The state’s Triple-A bond ratings were reaffirmed by the three main bond rating agencies – Moody’s, Fitch and S&P – ahead of the planned August sale of up to $550 million in general obligation bonds.
In publicly available ratings reports, Fitch and S&P took note of anticipated state funding increases for recommended school reforms from the Kirwan Commission, which are expected to cost up to an additional $3.8 billion annually once fully implemented.
S&P analysts wrote that “cost pressures related to health and human services spending as well as education funding could exacerbate future budget gaps,” but noted that the state of Maryland has generally made proactive budget adjustments to assuage any such concerns.
Fitch analysts anticipated that state leaders would be able to manage increased Kirwan Commission funding with commensurate revenue increases or reductions, “consistent with its track record of responsible budget management.”
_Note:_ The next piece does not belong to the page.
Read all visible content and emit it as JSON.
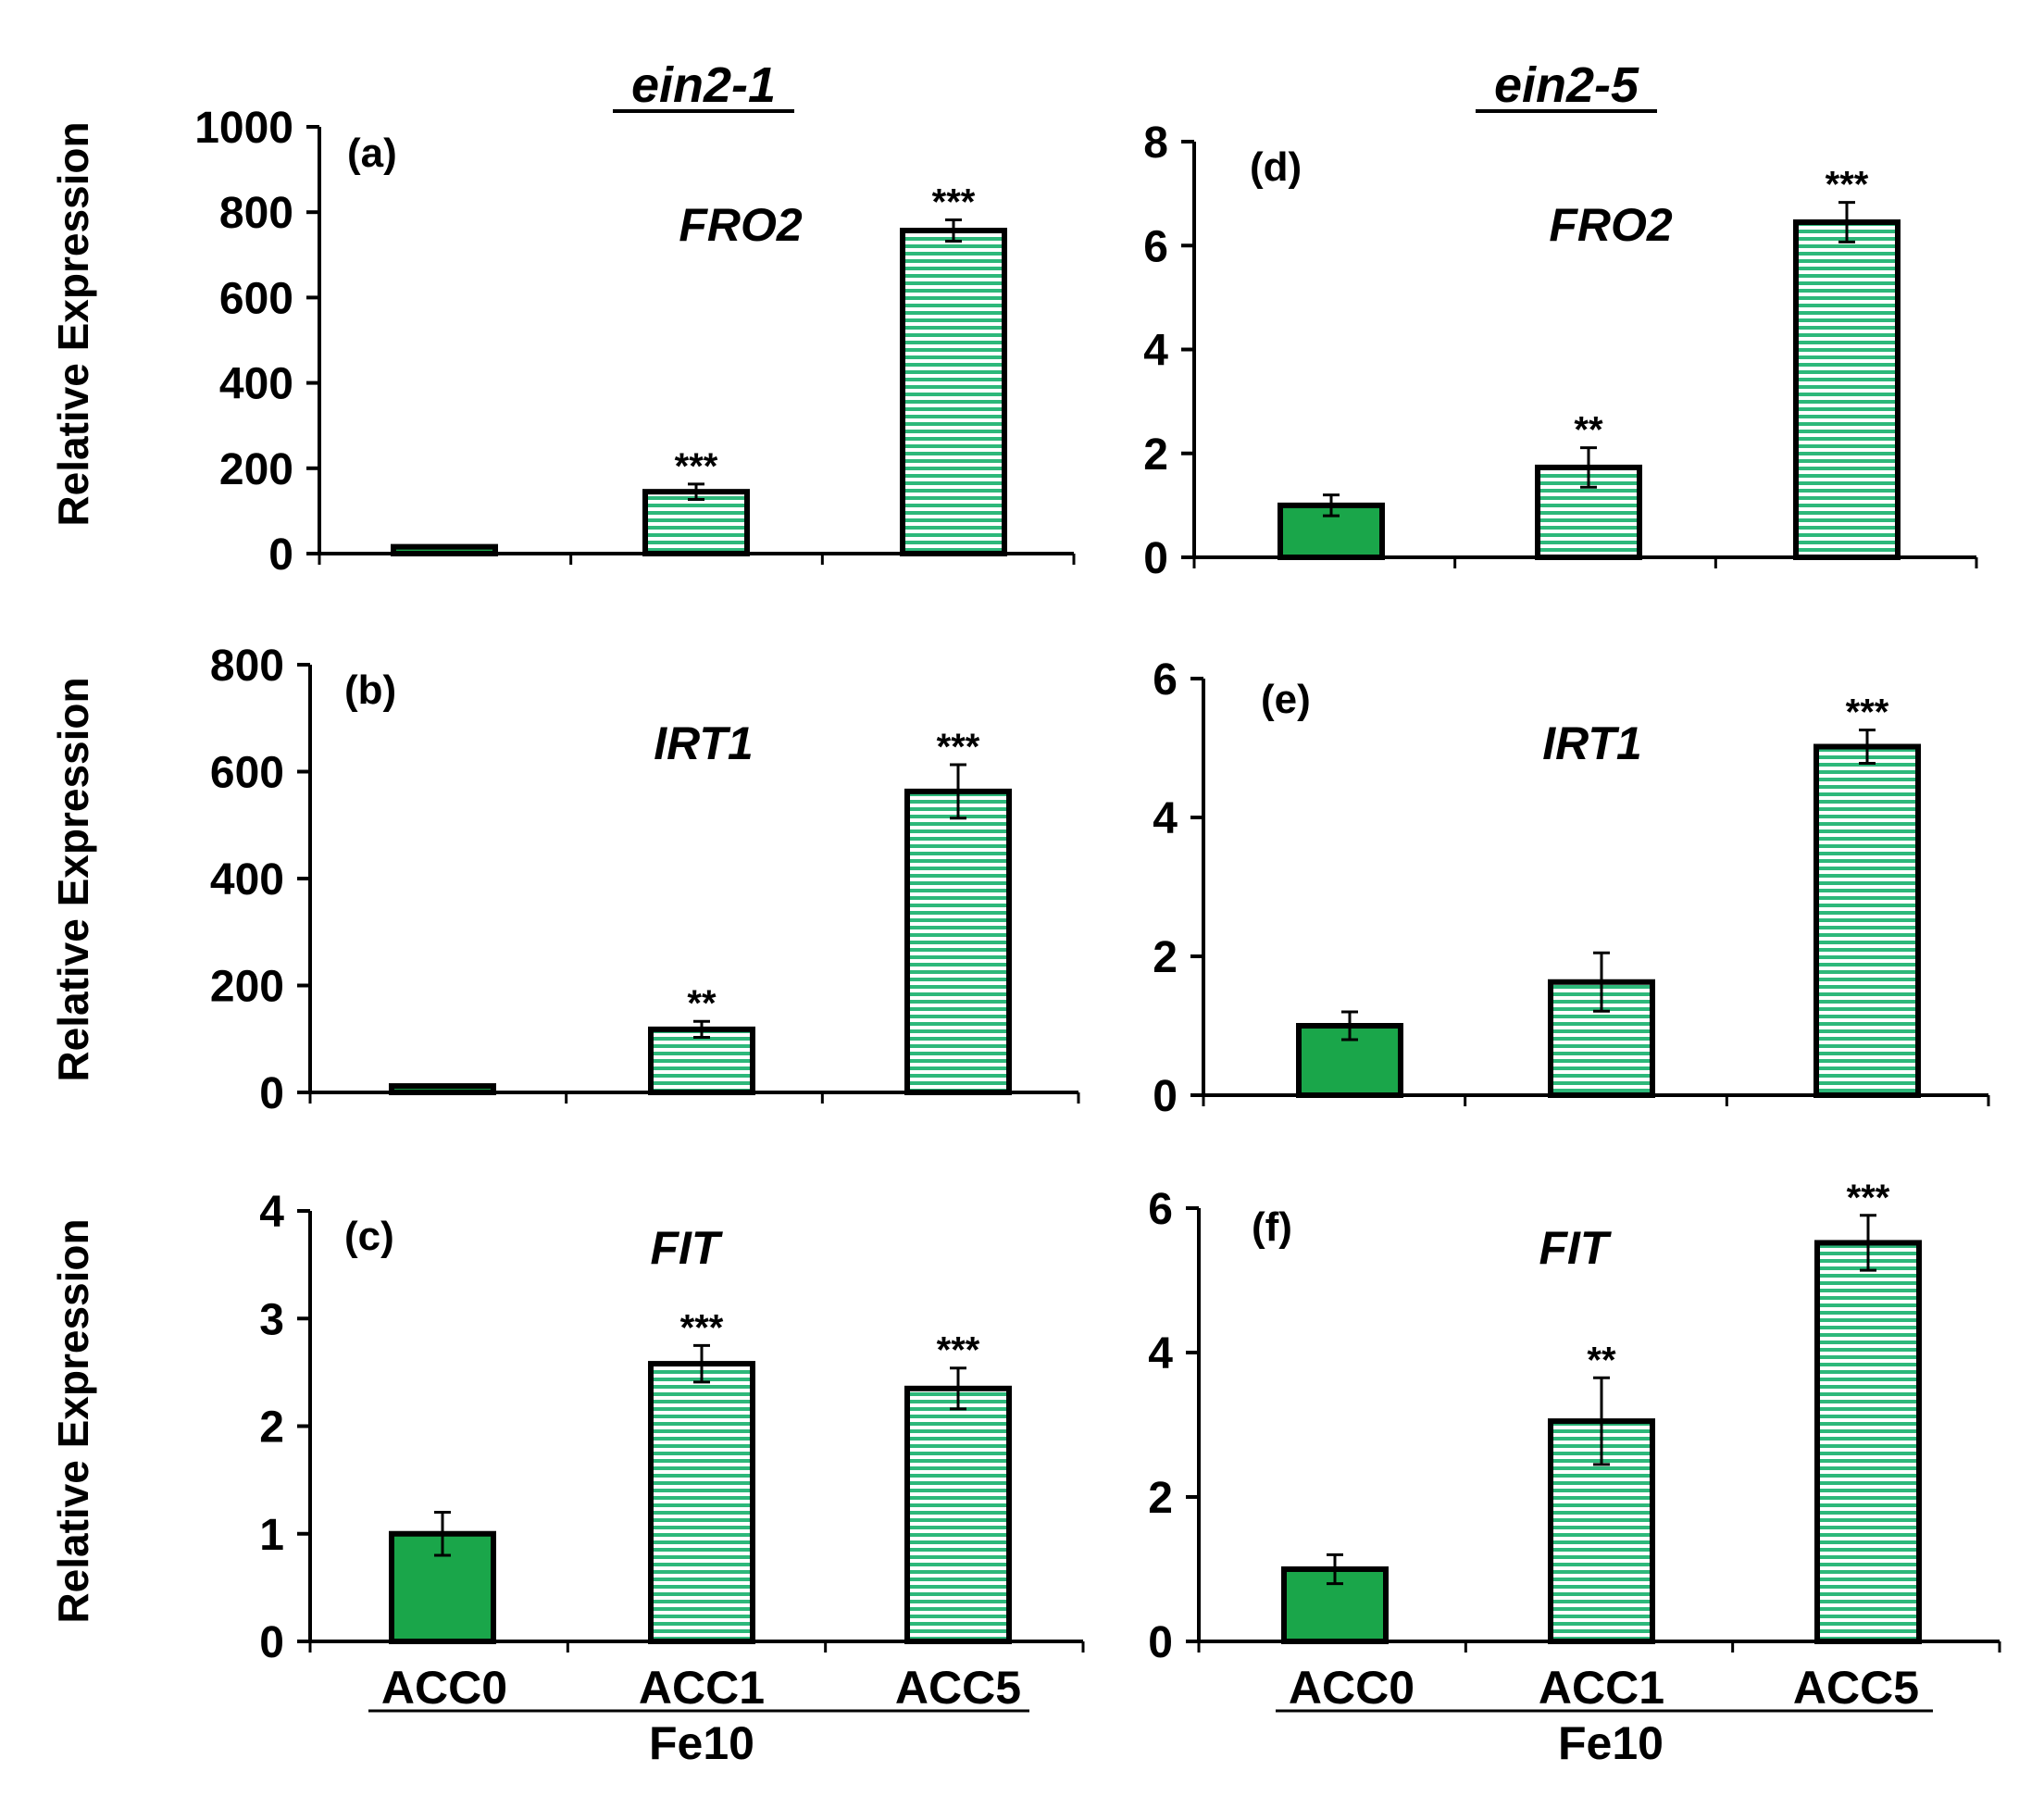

The Fitch analysis also looked at massive school construction funding plans proposed both by Gov. Lawrence J. Hogan Jr. (R) and the Legislature. A school construction program of about $2 billion would not affect the agency’s rating of Maryland’s long-term liability burden, the analysts wrote.
The reports looked at broad areas of Maryland’s operating and capital budgets, ultimately awarding the state with the top fiscal ratings it has held from all the ratings agencies for decades.
“We are pleased that Maryland continues to be recognized as a triple-AAA state, a distinction that reflects Maryland’s fiscal strength and longstanding commitment to prudent, proactive financial management,” State Treasurer Nancy K. Kopp (D) said in a news release.
In awarding the bond ratings, the agencies noted Maryland’s highly educated workforce, above-average wealth and high-performing economy, though the analysts noted a deep reliance on local, state and federal government employment.
The top-level credit ratings mean the state will be able to save millions on interest costs for the $550 million general obligation bond sale, which will be overseen by the Board of Public Works on Aug. 14 in Annapolis. The bond sale will be used for capital projects throughout the state, including for public schools, colleges and hospitals.